With the growing use of wind as an inexhaustible source of clean energy, the debate on the environmental points of renewables and their impact on the environment are gaining momentum. While some critics tend to focus on constant assessments highlighting the negative impacts, the others argue that if wind power reaches a third of the world’s current level of electric power generation, there could be worse consequences for the global climate than a doubling of carbon dioxide in the atmosphere.
To get to the bottom of the issue and set the record straight, the Russian Association of Wind Power Industry held a webinar on Environmental Aspects of Renewable Energy.
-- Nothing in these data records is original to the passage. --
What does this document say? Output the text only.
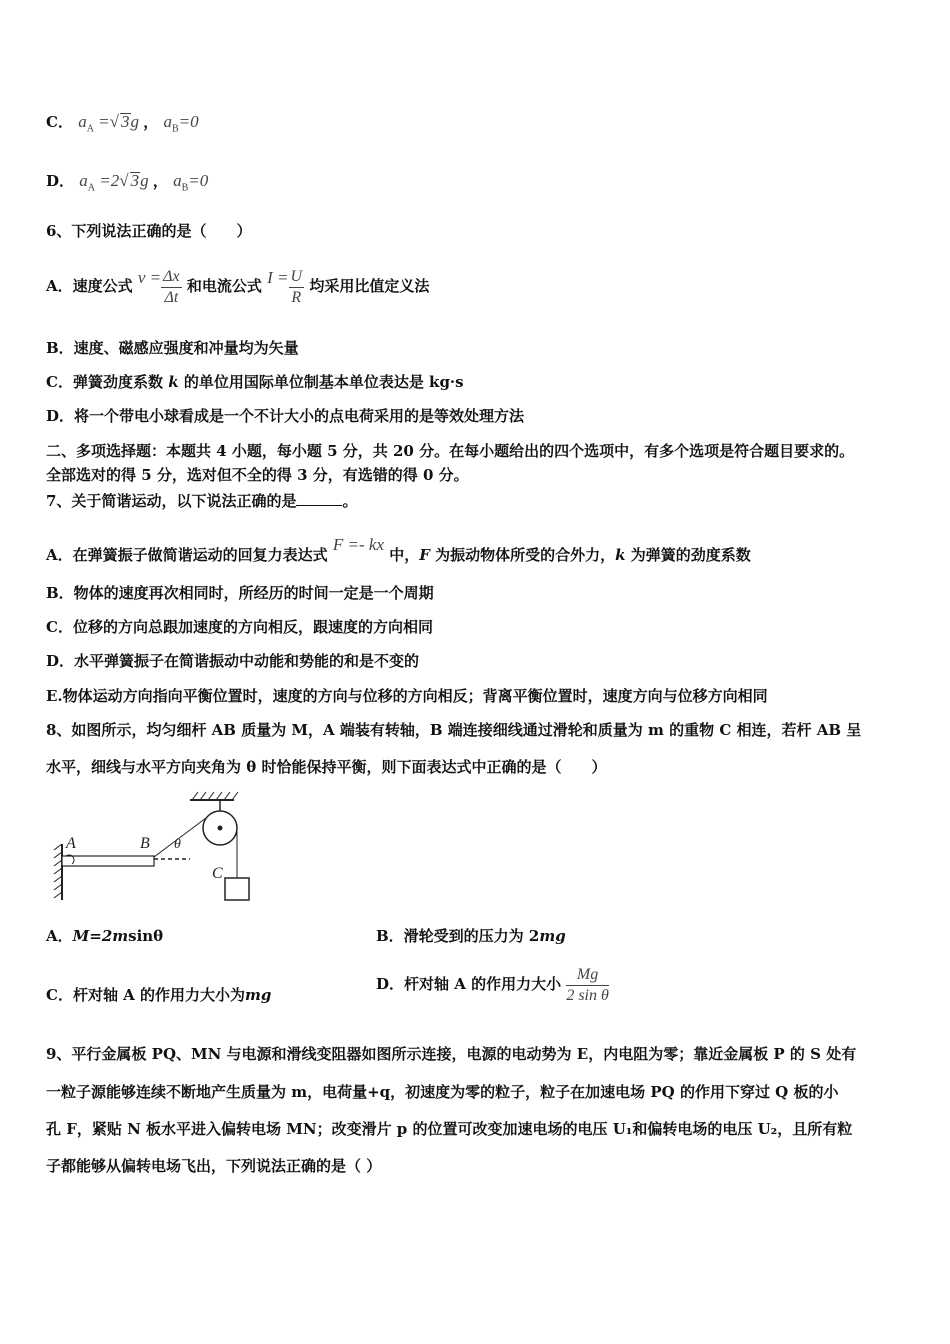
C． $a_A$ =√ 3g ， $a_B=0$
D． $a_A =2√$ 3g ， $a_B=0$
6、下列说法正确的是（　　）
A．速度公式 $v = \frac{\Delta x}{\Delta t}$ 和电流公式 $I = \frac{U}{R}$ 均采用比值定义法
B．速度、磁感应强度和冲量均为矢量
C．弹簧劲度系数 k 的单位用国际单位制基本单位表达是 kg·s
D．将一个带电小球看成是一个不计大小的点电荷采用的是等效处理方法
二、多项选择题：本题共 4 小题，每小题 5 分，共 20 分。在每小题给出的四个选项中，有多个选项是符合题目要求的。
全部选对的得 5 分，选对但不全的得 3 分，有选错的得 0 分。
7、关于简谐运动，以下说法正确的是	。
A．在弹簧振子做简谐运动的回复力表达式 F =- kx 中，F 为振动物体所受的合外力，k 为弹簧的劲度系数
B．物体的速度再次相同时，所经历的时间一定是一个周期
C．位移的方向总跟加速度的方向相反，跟速度的方向相同
D．水平弹簧振子在简谐振动中动能和势能的和是不变的
E.物体运动方向指向平衡位置时，速度的方向与位移的方向相反；背离平衡位置时，速度方向与位移方向相同
8、如图所示，均匀细杆 AB 质量为 M，A 端装有转轴，B 端连接细线通过滑轮和质量为 m 的重物 C 相连，若杆 AB 呈
水平，细线与水平方向夹角为 θ 时恰能保持平衡，则下面表达式中正确的是（　　）
A	B θ
C
A．M=2msinθ	B．滑轮受到的压力为 2mg
C．杆对轴 A 的作用力大小为mg
D．杆对轴 A 的作用力大小 $\frac{Mg}{\text{2 sin θ}}$
9、平行金属板 PQ、MN 与电源和滑线变阻器如图所示连接，电源的电动势为 E，内电阻为零；靠近金属板 P 的 S 处有
一粒子源能够连续不断地产生质量为 m，电荷量+q，初速度为零的粒子，粒子在加速电场 PQ 的作用下穿过 Q 板的小
孔 F，紧贴 N 板水平进入偏转电场 MN；改变滑片 p 的位置可改变加速电场的电压 U₁和偏转电场的电压 U₂，且所有粒
子都能够从偏转电场飞出，下列说法正确的是（ ）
During the webinar, the participants gave an estimate of the environmental impact of wind turbines and explained how to analyse the impact, taking a project being implemented by an alliance of organisations from several EU countries as an example.
“The topic of the environmental impact of wind turbines, from noise to visual interference, is very much in the spotlight, with data and research results. At the same time, for conventional power plants, there are no such statistics kept. And this raises certain questions,” said Roman Denisov, analyst of the Association, and a scientist of the Peter the Great St. Petersburg Polytechnic University’s Institute of Civil Engineering’s Higher School of Hydrotechnical and Power Engineering.
According to him, the production of wind turbine components is not much different from conventional power equipment, as many of the same components are used in the manufacturing processes.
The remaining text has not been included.